[Math] Green’s Function for 2D Poisson Equation

distribution-theorygreens functionpoisson's equation

In two dimensions, Poisson's equation has the fundamental solution,

$$G(\mathbf{r},\mathbf{r'}) = \frac{\log|\mathbf{r}-\mathbf{r'}|}{2\pi}. $$

I was trying to derive this using the Fourier transformed equation, and the process encountered an integral that was divergent. I was able to extract the correct function eventually, but the math was sketchy at best. I am hoping someone could look at my work and possibly justify it. Here goes.

First off, make the assumption that $G$ only depends on the difference $\mathbf{v}=\mathbf{r}-\mathbf{r'}$. Now, let's write $G$ as an inverse Fourier Transform and take the Laplacian,

$$\nabla^2G(\mathbf{v}) = \int\frac{d^2k}{(2\pi)^2}(-k^2)e^{i\mathbf{k} \cdot \mathbf{v}} \hat{G}(\mathbf{k}) = \delta(\mathbf{v}) $$

For this to be a delta function, we require that $\hat{G}(\mathbf{k}) = -1/k^2$. Now taking the inverse Fourier Transform of $G$…

\begin{align*}
G(\mathbf{v}) &= -\int\frac{d^2k}{(2\pi)^2} \frac{e^{i\mathbf{k}\cdot\mathbf{v}}}{k^2} = -\int\limits_{0}^{\infty} \int\limits_{0}^{2\pi} \frac{dkd\theta}{(2\pi)^2} \frac{e^{i|\mathbf{k}||\mathbf{v}|\cos\theta}}{k}\\
&= – \int\limits_0^{\infty}\frac{dk}{2\pi}\frac{J_0(kv)}{k}
\end{align*}

Here $J_0$ is a Bessel function of the first kind. This integral is divergent as far as I can tell, but let's continue onward and take a derivative with respect to $|\mathbf{v}|$.

\begin{align*}
\frac{dG}{dv} &= \int\limits_0^{\infty}\frac{dk}{2\pi} J_1(kv)\\
&= \frac{1}{2\pi v}
\end{align*}

Then integrating this and setting the constant to zero we get the desired result…

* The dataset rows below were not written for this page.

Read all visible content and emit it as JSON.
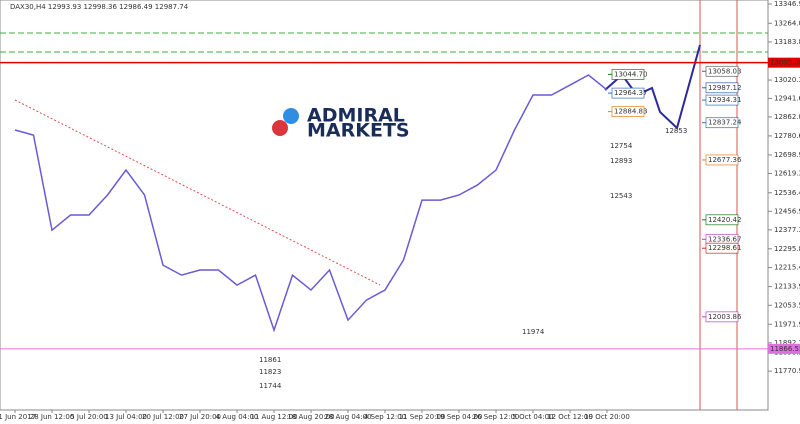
{
  "chart_data": {
    "type": "line",
    "subtitle": "DAX30,H4 12993.93 12998.36 12986.49 12987.74",
    "logo": [
      "ADMIRAL",
      "MARKETS"
    ],
    "categories": [
      "21 Jun 2017",
      null,
      "28 Jun 12:00",
      null,
      "5 Jul 20:00",
      null,
      "13 Jul 04:00",
      null,
      "20 Jul 12:00",
      null,
      "27 Jul 20:00",
      null,
      "4 Aug 04:00",
      null,
      "11 Aug 12:00",
      null,
      "18 Aug 20:00",
      null,
      "28 Aug 04:00",
      null,
      "4 Sep 12:00",
      null,
      "11 Sep 20:00",
      null,
      "19 Sep 04:00",
      null,
      "26 Sep 12:00",
      null,
      "5 Oct 04:00",
      null,
      "12 Oct 12:00",
      null,
      "19 Oct 20:00"
    ],
    "values": [
      12806,
      12784,
      12376,
      12441,
      12441,
      12527,
      12634,
      12527,
      12226,
      12183,
      12205,
      12205,
      12140,
      12183,
      11947,
      12183,
      12119,
      12205,
      11990,
      12076,
      12119,
      12248,
      12505,
      12505,
      12527,
      12570,
      12634,
      12806,
      12956,
      12956,
      12999,
      13042,
      12978
    ],
    "color": "#6a5ad8",
    "ylim": [
      11604,
      13364
    ],
    "yticks": [
      {
        "value": 13346.9,
        "label": "13346.90"
      },
      {
        "value": 13264.0,
        "label": "13264.00"
      },
      {
        "value": 13183.8,
        "label": "13183.80"
      },
      {
        "value": 13102.4,
        "label": "13102.40"
      },
      {
        "value": 13020.3,
        "label": "13020.30"
      },
      {
        "value": 12941.6,
        "label": "12941.60"
      },
      {
        "value": 12862.0,
        "label": "12862.00"
      },
      {
        "value": 12780.6,
        "label": "12780.60"
      },
      {
        "value": 12698.9,
        "label": "12698.90"
      },
      {
        "value": 12619.3,
        "label": "12619.30"
      },
      {
        "value": 12536.4,
        "label": "12536.40"
      },
      {
        "value": 12456.9,
        "label": "12456.90"
      },
      {
        "value": 12377.3,
        "label": "12377.30"
      },
      {
        "value": 12295.8,
        "label": "12295.80"
      },
      {
        "value": 12215.4,
        "label": "12215.40"
      },
      {
        "value": 12133.9,
        "label": "12133.90"
      },
      {
        "value": 12053.5,
        "label": "12053.50"
      },
      {
        "value": 11971.9,
        "label": "11971.90"
      },
      {
        "value": 11892.3,
        "label": "11892.30"
      },
      {
        "value": 11850.5,
        "label": "11850.50"
      },
      {
        "value": 11770.9,
        "label": "11770.90"
      }
    ],
    "levels": [
      {
        "value": 13095,
        "label": "13095.00",
        "color": "#e00000"
      },
      {
        "value": 11866.55,
        "label": "11866.55",
        "color": "#e070e0"
      }
    ],
    "boxes": [
      {
        "value": 13044.7,
        "label": "13044.70",
        "color": "#1a7a1a"
      },
      {
        "value": 12964.37,
        "label": "12964.37",
        "color": "#3070c0"
      },
      {
        "value": 12884.83,
        "label": "12884.83",
        "color": "#e08020"
      },
      {
        "value": 13058.03,
        "label": "13058.03",
        "color": "#606060"
      },
      {
        "value": 12987.12,
        "label": "12987.12",
        "color": "#3060a0"
      },
      {
        "value": 12934.31,
        "label": "12934.31",
        "color": "#3070c0"
      },
      {
        "value": 12837.24,
        "label": "12837.24",
        "color": "#3070c0"
      },
      {
        "value": 12677.36,
        "label": "12677.36",
        "color": "#e08020"
      },
      {
        "value": 12420.42,
        "label": "12420.42",
        "color": "#1a7a1a"
      },
      {
        "value": 12336.67,
        "label": "12336.67",
        "color": "#c040c0"
      },
      {
        "value": 12298.61,
        "label": "12298.61",
        "color": "#e02020"
      },
      {
        "value": 12003.86,
        "label": "12003.86",
        "color": "#c040c0"
      }
    ],
    "notes": [
      {
        "label": "11861",
        "color": "#1a7a1a"
      },
      {
        "label": "11823",
        "color": "#c020c0"
      },
      {
        "label": "11744",
        "color": "#e09020"
      },
      {
        "label": "12754",
        "color": "#1a7a1a"
      },
      {
        "label": "12893",
        "color": "#e02020"
      },
      {
        "label": "12543",
        "color": "#c040c0"
      },
      {
        "label": "11974",
        "color": "#c040c0"
      },
      {
        "label": "12853",
        "color": "#20c0e0"
      }
    ],
    "grid": false
  }
}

$$ G(\mathbf{v}) = \frac{\log v}{2\pi} $$

Clearly this was a lot of heuristics, but I am hoping someone could justify some of this with distributions etc… Could someone tell me what on earth I have done and why it worked?

Best Answer

It suffices to show \begin{align} \int_{\mathbb{R}^2} G(\textbf{r}, \textbf{r}') \nabla^2f(\textbf{r}')\ d^2\textbf{r}' = f(\textbf{r}). \end{align}

Observe we have \begin{align} \int \log|\textbf{r}-\textbf{r}'|\nabla^2f(\textbf{r}')\ d^2\textbf{r}'&=\ \int_{|\textbf{r}-\textbf{r}'|\leq\ \epsilon} \log|\textbf{r}-\textbf{r}'|\nabla^2f(\textbf{r}')\ d^2\textbf{r}'+\int_{|\textbf{r}-\textbf{r}'|>\epsilon} \log|\textbf{r}-\textbf{r}'|\nabla^2f(\textbf{r}')\ d^2\textbf{r}'\\ &=:\ I_1+I_2. \end{align}

Let us first focus on $I_1$. Note that we have the following estimate \begin{align} \left| I_1\right| \leq&\ \|f\|_{C^2(B(0, 1))} \int_{|\textbf{r}-\textbf{r}'|\leq\ \epsilon} \left|\log|\textbf{r}-\textbf{r}'|\right|\ d^2\textbf{r}'\\ \leq &\ -C\int^\epsilon_0 r\log r\ dr \leq C\epsilon \end{align} which goes to $0$ as $\epsilon \rightarrow 0$. For the $I_2$ term, observe we have that \begin{align} I_2 &=\ \int_{|\textbf{r}-\textbf{r}'|=\epsilon} \log|\textbf{r}-\textbf{r}'|\frac{\partial f}{\partial n}(\textbf{r}')\ dS(\textbf{r}')-\int_{|\textbf{r}-\textbf{r}'|>\epsilon} \nabla\log|\textbf{r}-\textbf{r}'|\cdot \nabla f(\textbf{r}')\ d^2\textbf{r}'\\ &=\ \int_{|\textbf{r}-\textbf{r}'|=\epsilon} \log|\textbf{r}-\textbf{r}'|\frac{\partial f}{\partial n}(\textbf{r}')- \frac{\partial \log|\textbf{r}-\textbf{r}'|}{\partial n}f(\textbf{r}')\ dS(\textbf{r}')\\ &=:\ J_1+J_2. \end{align} For the $J_1$ term we have the estimate \begin{align} |J_1| \leq |\log \epsilon| \int_{|\textbf{r}-\textbf{r}'| = \epsilon} \left|\frac{\partial f}{\partial n}(\textbf{r}')\right|\ dS(\textbf{r}') \leq C|\epsilon \log \epsilon| \end{align} which also goes to $0$ as $\epsilon \rightarrow 0$.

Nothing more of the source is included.